Monday, November 9, 2015 - 10:00 am
Swearingen, 3A75 Conference Room
Candidate: Arjang Fahim
Advisor: Dr. Homayoun Valafar
Date: Monday, November 9, 2015
Time: 10:00am
Place: Swearingen, 3A75 Conference Room
Abstract
Proteins are often referred as working molecule of a cell, performing many structural, functional and regulatory processes. Revealing the function of proteins still remains a challenging problem. Advancement in genomics sequence projects produces large protein sequence repository, but due to technical difficulty and cost related to structure determination, the number of identified protein structure is far behind. Novel structures identification are particularly important for a number of reasons: they generate models of similar proteins for comparison; identify evolutionary relationships; further contribute to our understanding of protein function and mechanism; and allow for the fold of other family members to be inferred. Considering the evolutionary mechanisms responsible for the generation of new structures in proteins, it has been speculated that there may be a limited number of unique protein folds as few as ten thousand families. Currently, the Protein Data Bank consists of nearly 113,000 protein structures, but less than 1,500 families are represented, and almost no new fold families have been reported since 2008. Ideally, solved protein structures for new protein families would be used as templates for in silico structure prediction methods, and the results of both solved and predicted structures would in turn be used to infer function. However, such an approach requires new, efficient and cost-effective computational methods for target selection and structure determination. Traditional characterization of a protein structure by NMR spectroscopy is expensive and time consuming regardless of the structural novelty of the target protein. In an effort to expand the applicability of NMR spectroscopy, the community is continually focused on the development of new and economical approaches that enable the study of more challenging, or structurally novel proteins. While many advances have been made in this regard, very little attention has been made on reducing the cost of structural characterization of routine proteins.

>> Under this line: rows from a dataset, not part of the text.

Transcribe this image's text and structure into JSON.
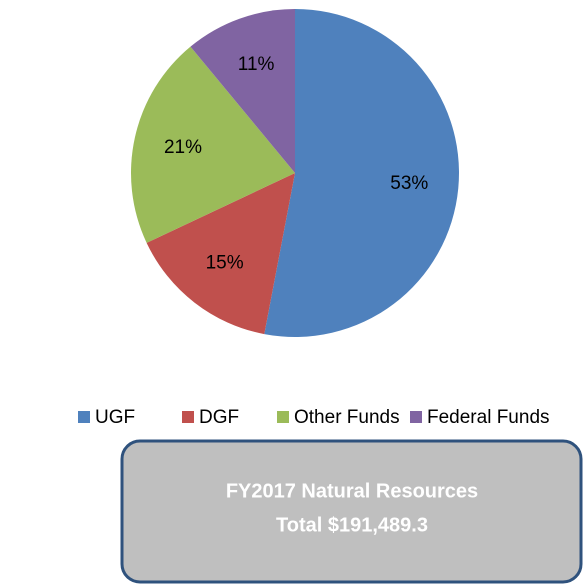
{
  "chart_data": {
    "type": "pie",
    "categories": [
      "UGF",
      "DGF",
      "Other Funds",
      "Federal Funds"
    ],
    "values": [
      53,
      15,
      21,
      11
    ],
    "value_labels": [
      "53%",
      "15%",
      "21%",
      "11%"
    ],
    "colors": [
      "#4f81bd",
      "#c0504d",
      "#9bbb59",
      "#8064a2"
    ],
    "annotations": [
      "FY2017 Natural Resources",
      "Total $191,489.3"
    ]
  }
}
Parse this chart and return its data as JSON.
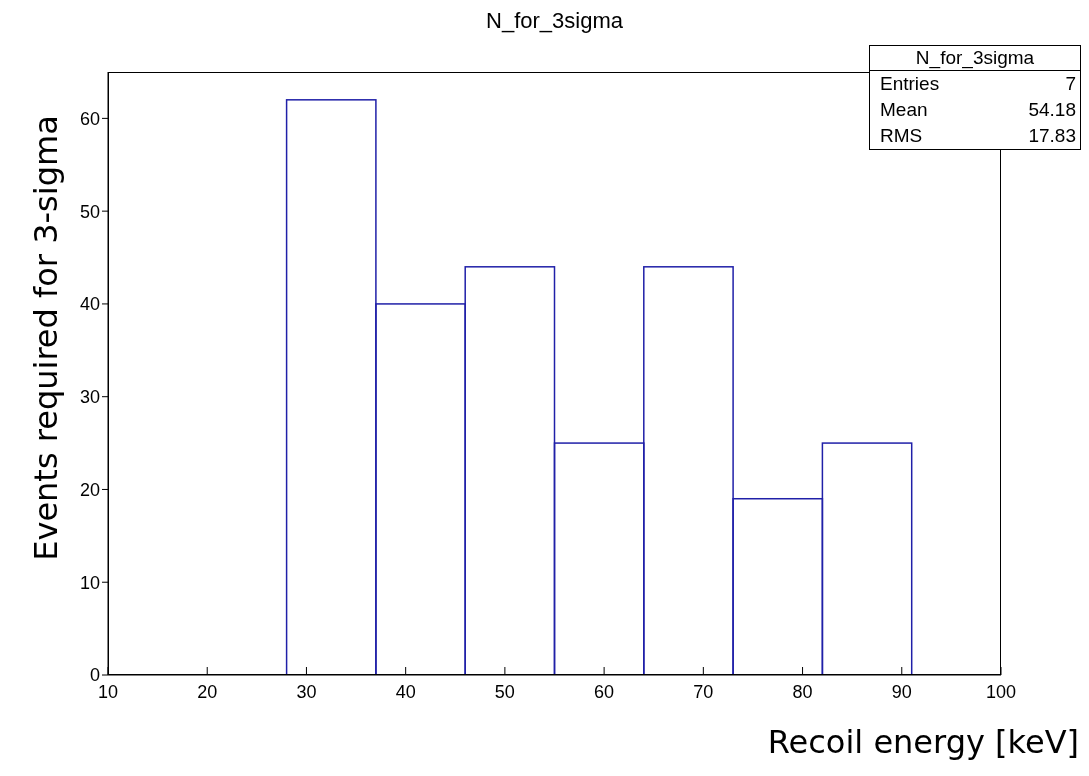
{
  "chart_data": {
    "type": "histogram",
    "title": "N_for_3sigma",
    "xlabel": "Recoil energy [keV]",
    "ylabel": "Events required  for  3-sigma",
    "bins": [
      28,
      37,
      46,
      55,
      64,
      73,
      82,
      91
    ],
    "values": [
      62,
      40,
      44,
      25,
      44,
      19,
      25
    ],
    "color": "#2020a8",
    "xlim": [
      10,
      100
    ],
    "xticks": [
      10,
      20,
      30,
      40,
      50,
      60,
      70,
      80,
      90,
      100
    ],
    "ylim": [
      0,
      65
    ],
    "yticks": [
      0,
      10,
      20,
      30,
      40,
      50,
      60
    ],
    "annotations": [
      "N_for_3sigma",
      "Entries",
      "7",
      "Mean",
      "54.18",
      "RMS",
      "17.83"
    ]
  }
}
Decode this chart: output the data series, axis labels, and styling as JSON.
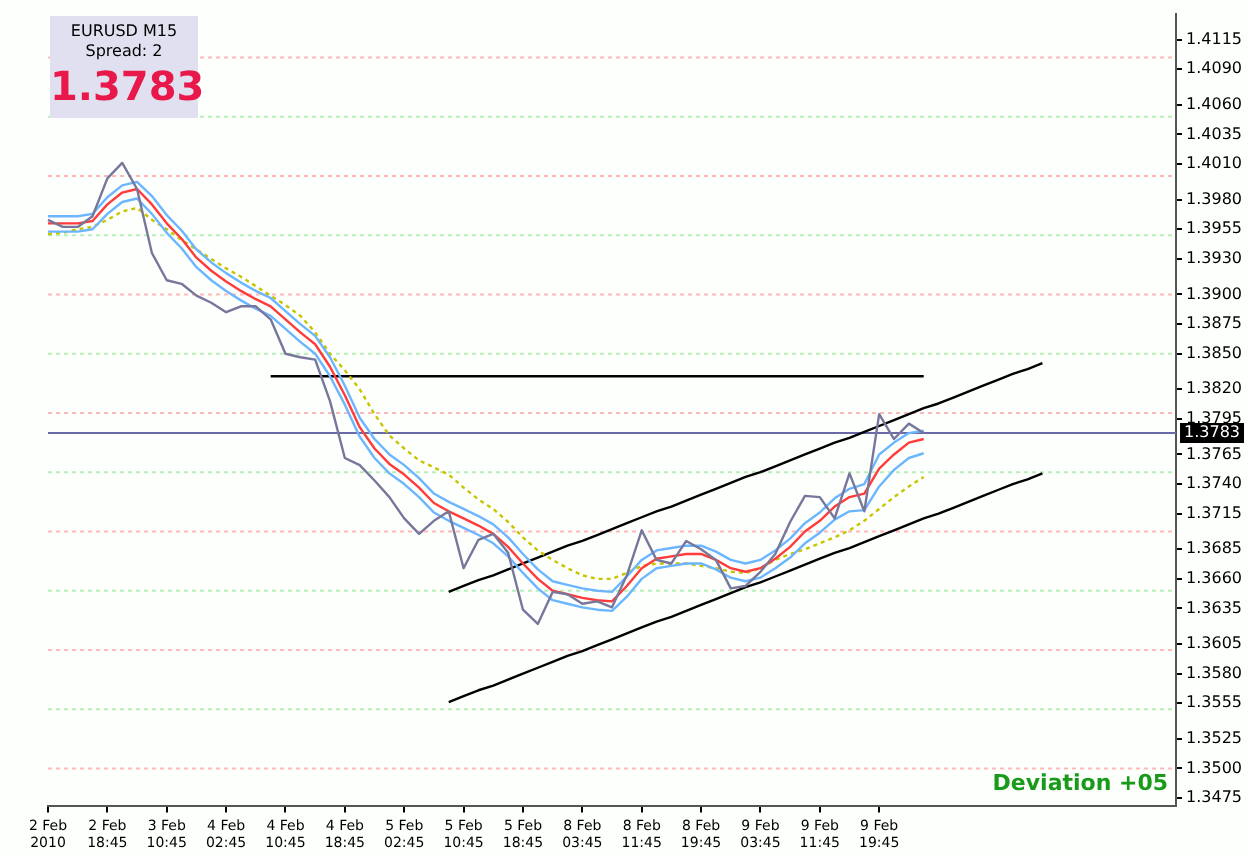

Probability Density Profile Analysis (PDPA) has been previously introduced to directly address the economies of structure determination of routine proteins and subsequently, identification of novel structures from minimal sets of NMR data. The latest version of PDPA (2D-PDPA) has been successful in identifying the structural homologue of an unknown protein within a library of 1000 decoy structures. In order to further expand the selectivity and sensitivity of PDPA, incorporation of additional data is necessary. However, current PDPA approach is limited by its computational requirements, and its expansion to include additional data will render it computationally infeasible. Here we propose a new method and developments that eliminate PDPA's computational limitations and allow inclusion of Residual Dipolar Coupling (RDC) data from multiple vector types in multiple alignment media. Additionally nD-PDPA will be used to refine an unknown protein to obtain closer structure to the native in terms of bb-rmsd.